Annaly Capital Management (NLY -0.46%) has put in an impressive 529% total return since its inception in October 1997. However, those returns have been far from consistent. There have been several years in which Annaly's stock price has plummeted more than 30%. 

For investors looking to avoid huge price swings, create more consistent cash flows, and sleep a little easier at night, it's as simple as also buying Wells Fargo (WFC 3.11%).

Isn't that just diversifying? 
Having another holding does limit your portfolio's exposure to Annaly. But we're not talking about buying a huge basket of stocks -- just one.

Why Wells Fargo? Over the past 17 years, Annaly's strongest periods of growth have been Wells Fargo's weakest, and vice versa.

Total return

CompanyOctober 1997 to 20022002 to 20062006 to 20102010 to today
Annaly  134% 2% 108% 16%
Wells Fargo  48% 65% (2%) 107%
Evenly invested in both 91% 34% 53% 62%

Source: Yahoo! Finance. Adjusted historical prices.

Why it works 
Annaly and Wells Fargo perform the best in very different environments. 

The best environment for Wells Fargo -- or any bank, for that matter -- is a strong or growing economy, which means more loans for credit cards, cars, homes, buildings, you name it. Also, since large assets -- such as homes and buildings -- appreciate in value during boom times, borrowers are less likely to default. 

That's exactly what we've seen over the past five years, as Wells Fargo's net charge-off ratio -- the amount of loans defaulting as a percentage of average loans -- is a remarkable 0.35%. According to CLSA analyst Mike Mayo, that's the lowest the company's ratio has been in "modern history."  

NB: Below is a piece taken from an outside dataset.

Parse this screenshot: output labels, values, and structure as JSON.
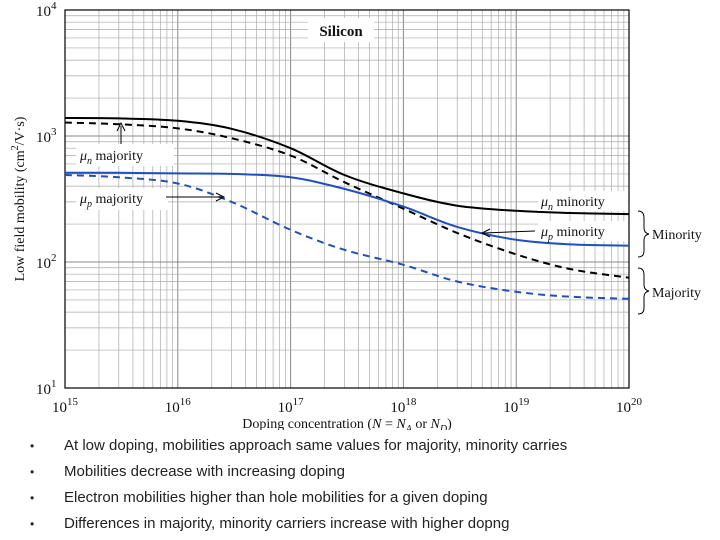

Banks also do well in a rising interest-rate environment. Since their main source of funding is deposits -- which have consistently low interest rates -- any increase in prevailing rates allows banks to lend at higher rates, ultimately increasing their net interest margin, or the difference between borrowing costs and asset yields. 

mREITs, on the other hand, preform best in exactly the opposite environment. In fact, Annaly's best periods of growth have come during recessions.

To slow the economy, perhaps in the face of a market bubble or soaring inflation, the Federal Reserve will sharply increase the federal funds rate -- short-term interest rates, in other words. Once the environment has calmed, interest rates are lowered to reignite economic growth. Since long-term rates don't immediately follow, we end up with an enormous spread between long- and short-term rates:

That's the perfect investing environment for Annaly.     

Calling my bluff 
For those not convinced, I have a suspicion why:

  1. Past results don't always predict the future.
  2. Why Wells Fargo and not some other bank?  

I can't predict the future, but I do believe in market cycles -- meaning that the economy will expand and contract over time. In fact, interest rates have risen and fallen in a similar fashion to what you see on the preceding chart every few years for the past 45 years. 

I also believe that attempting to time those cycles is a mistake, and for that reason -- if you're looking for more stable returns -- it makes sense to hold businesses that perform well in different environments. 

Second, while in theory this could work with any bank, why invest in just any bank? If you're going to buy a business, I would much rather hold one that's well respected, mission driven, customer focused, and led by strong management, as well as one that has a history of conservative lending and a proven track record of creating shareholder returns. Not to mention that the company pays a solid 2.6% dividend. 

Ultimately, for investors who want to generate dividend income from a higher-yielding stock like Annaly but would also like to avoid some of the volatility, I believe investing in Wells Fargo will prove to be a simple and effective strategy.